In de bevoegdheid om afwijkende besluiten te nemen in geval van onbillijkheden van
overwegende aard is voorzien in het tweede lid. Niet altijd valt volledig uit te sluiten dat
een grofmazige 'van overeenkomstige toepassing verklaring onder omstandigheden
nadelig kan uitwerken voor een jongere. In dergelijke gevallen moet het mogelijk zijn om
van deze Verordening afwijkende besluiten te nemen die in het voordeel van de jongere
zijn.
Artikel 8. Inwerkingtreding en geldingsduur
De inwerkingtreding valt uiteraard samen met de inwerkingtreding van de WIJ. Mocht de
vaststelling en inwerkingtreding van deze Verordening niettemin later plaatsvinden, dan
kan in terugwerkende kracht worden voorzien, hoewel dat geen grondslag kan
verschaffen aan het nemen van belastende besluiten met betrekking tot feiten en
omstandigheden die plaatsvinden tot de datum waarop de regeling in werking treedt.

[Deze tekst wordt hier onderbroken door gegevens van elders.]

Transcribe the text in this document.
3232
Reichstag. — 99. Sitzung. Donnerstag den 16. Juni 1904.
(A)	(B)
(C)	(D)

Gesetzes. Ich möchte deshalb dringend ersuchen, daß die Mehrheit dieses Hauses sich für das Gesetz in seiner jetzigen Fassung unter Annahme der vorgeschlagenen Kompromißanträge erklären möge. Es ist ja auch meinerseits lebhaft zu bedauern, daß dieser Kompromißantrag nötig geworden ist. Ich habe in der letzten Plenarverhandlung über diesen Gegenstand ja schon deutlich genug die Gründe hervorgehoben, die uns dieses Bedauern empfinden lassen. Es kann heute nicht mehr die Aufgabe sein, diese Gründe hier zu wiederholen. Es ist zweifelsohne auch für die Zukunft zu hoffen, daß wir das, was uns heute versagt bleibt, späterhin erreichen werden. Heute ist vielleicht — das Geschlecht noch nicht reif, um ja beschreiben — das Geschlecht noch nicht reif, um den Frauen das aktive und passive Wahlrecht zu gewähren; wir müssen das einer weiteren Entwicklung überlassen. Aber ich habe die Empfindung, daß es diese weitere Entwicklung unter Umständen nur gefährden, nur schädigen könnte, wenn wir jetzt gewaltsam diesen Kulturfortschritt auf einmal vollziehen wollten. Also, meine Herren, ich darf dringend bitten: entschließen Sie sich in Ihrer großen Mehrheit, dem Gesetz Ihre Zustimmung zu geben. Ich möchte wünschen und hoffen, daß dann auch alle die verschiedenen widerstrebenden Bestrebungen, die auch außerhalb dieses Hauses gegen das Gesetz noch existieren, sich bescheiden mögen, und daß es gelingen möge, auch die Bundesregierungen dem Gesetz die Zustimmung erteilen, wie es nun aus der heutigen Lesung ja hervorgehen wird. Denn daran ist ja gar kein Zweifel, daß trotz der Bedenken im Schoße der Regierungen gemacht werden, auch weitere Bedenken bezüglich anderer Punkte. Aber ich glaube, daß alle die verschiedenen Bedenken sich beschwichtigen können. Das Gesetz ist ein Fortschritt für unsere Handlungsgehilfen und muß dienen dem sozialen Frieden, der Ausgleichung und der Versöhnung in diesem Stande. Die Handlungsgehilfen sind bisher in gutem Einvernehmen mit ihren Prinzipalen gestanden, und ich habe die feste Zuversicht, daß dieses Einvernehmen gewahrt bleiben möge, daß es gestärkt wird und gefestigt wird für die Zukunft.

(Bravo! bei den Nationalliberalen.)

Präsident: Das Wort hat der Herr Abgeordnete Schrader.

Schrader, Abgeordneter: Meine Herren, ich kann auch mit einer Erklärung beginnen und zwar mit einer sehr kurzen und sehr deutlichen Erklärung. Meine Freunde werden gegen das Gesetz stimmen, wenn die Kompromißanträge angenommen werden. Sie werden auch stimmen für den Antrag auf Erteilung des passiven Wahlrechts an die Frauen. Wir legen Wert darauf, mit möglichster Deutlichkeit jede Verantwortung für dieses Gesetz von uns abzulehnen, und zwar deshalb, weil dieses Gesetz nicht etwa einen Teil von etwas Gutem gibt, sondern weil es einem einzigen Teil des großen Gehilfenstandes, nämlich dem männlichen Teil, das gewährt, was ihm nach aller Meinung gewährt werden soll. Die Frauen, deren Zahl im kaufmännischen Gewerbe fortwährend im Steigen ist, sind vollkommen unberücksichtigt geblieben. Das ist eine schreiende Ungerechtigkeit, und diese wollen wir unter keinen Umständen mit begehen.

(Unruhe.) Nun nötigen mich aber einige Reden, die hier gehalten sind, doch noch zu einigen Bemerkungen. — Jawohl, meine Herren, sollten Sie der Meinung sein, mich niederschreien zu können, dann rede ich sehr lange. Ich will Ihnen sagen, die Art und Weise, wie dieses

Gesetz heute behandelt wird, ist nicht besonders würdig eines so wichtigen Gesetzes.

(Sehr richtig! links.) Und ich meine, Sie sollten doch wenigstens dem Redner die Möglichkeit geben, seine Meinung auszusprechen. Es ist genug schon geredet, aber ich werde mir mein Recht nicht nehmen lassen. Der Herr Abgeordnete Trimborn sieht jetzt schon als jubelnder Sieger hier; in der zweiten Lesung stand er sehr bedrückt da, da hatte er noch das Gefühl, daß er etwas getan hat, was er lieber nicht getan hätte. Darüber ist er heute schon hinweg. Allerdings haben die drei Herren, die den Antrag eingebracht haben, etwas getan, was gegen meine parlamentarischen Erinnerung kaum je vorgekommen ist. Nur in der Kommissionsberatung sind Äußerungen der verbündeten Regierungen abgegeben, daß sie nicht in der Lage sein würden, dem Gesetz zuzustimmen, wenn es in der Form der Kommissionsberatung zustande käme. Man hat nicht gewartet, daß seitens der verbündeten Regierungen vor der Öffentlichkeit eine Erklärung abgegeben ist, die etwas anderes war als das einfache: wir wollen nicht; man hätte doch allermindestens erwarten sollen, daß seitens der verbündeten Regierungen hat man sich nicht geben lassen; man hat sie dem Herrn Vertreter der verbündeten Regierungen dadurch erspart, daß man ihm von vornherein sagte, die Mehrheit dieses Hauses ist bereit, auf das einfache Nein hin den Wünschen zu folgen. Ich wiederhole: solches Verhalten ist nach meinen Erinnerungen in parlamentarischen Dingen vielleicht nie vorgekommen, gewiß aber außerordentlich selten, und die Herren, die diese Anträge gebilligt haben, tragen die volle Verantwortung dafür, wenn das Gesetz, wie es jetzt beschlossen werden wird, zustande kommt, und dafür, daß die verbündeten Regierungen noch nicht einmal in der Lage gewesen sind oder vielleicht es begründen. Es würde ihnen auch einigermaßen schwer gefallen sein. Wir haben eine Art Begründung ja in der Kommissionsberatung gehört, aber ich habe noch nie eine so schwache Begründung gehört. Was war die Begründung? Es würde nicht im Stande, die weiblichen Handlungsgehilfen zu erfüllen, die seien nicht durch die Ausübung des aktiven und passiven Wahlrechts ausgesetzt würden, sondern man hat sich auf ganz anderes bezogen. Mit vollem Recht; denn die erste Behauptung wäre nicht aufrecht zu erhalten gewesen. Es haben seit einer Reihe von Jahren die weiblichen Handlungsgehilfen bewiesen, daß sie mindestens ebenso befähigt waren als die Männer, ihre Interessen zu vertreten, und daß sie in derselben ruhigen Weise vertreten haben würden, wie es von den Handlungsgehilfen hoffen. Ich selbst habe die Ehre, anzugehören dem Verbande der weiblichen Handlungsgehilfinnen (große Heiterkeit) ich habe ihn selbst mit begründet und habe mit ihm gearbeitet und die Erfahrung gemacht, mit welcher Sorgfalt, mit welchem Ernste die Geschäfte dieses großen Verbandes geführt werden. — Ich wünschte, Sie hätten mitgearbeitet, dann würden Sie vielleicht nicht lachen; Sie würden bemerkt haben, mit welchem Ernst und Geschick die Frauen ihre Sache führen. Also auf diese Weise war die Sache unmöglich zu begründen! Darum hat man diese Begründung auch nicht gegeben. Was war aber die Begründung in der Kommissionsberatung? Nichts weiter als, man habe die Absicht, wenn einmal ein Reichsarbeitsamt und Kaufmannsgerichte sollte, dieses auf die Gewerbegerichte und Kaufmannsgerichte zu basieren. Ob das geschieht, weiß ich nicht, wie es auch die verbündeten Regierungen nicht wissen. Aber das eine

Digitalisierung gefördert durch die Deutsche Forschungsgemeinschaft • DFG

Omdat het een tijdelijke regeling betreft, is voorzien in een horizonbepaling. Het is aan
de gemeenteraad om een einddatum vast te stellen. De artikelen 2 tot en met 6 van de
voorliggende Verordening (waarmee tijdelijk in de verordeningsplicht wordt voorzien)
vervallen ieder voor zich op het moment waarop de betreffende WWB-verordeningen
worden vastgesteld. Zodra al deze artikelen zijn vervallen, vervalt de Verordening
tijdelijke regels Wet investeren in jongeren in zijn geheel. Met het noemen van de datum
1 april 2010 is voorzien is in een uiterste vervaldatum.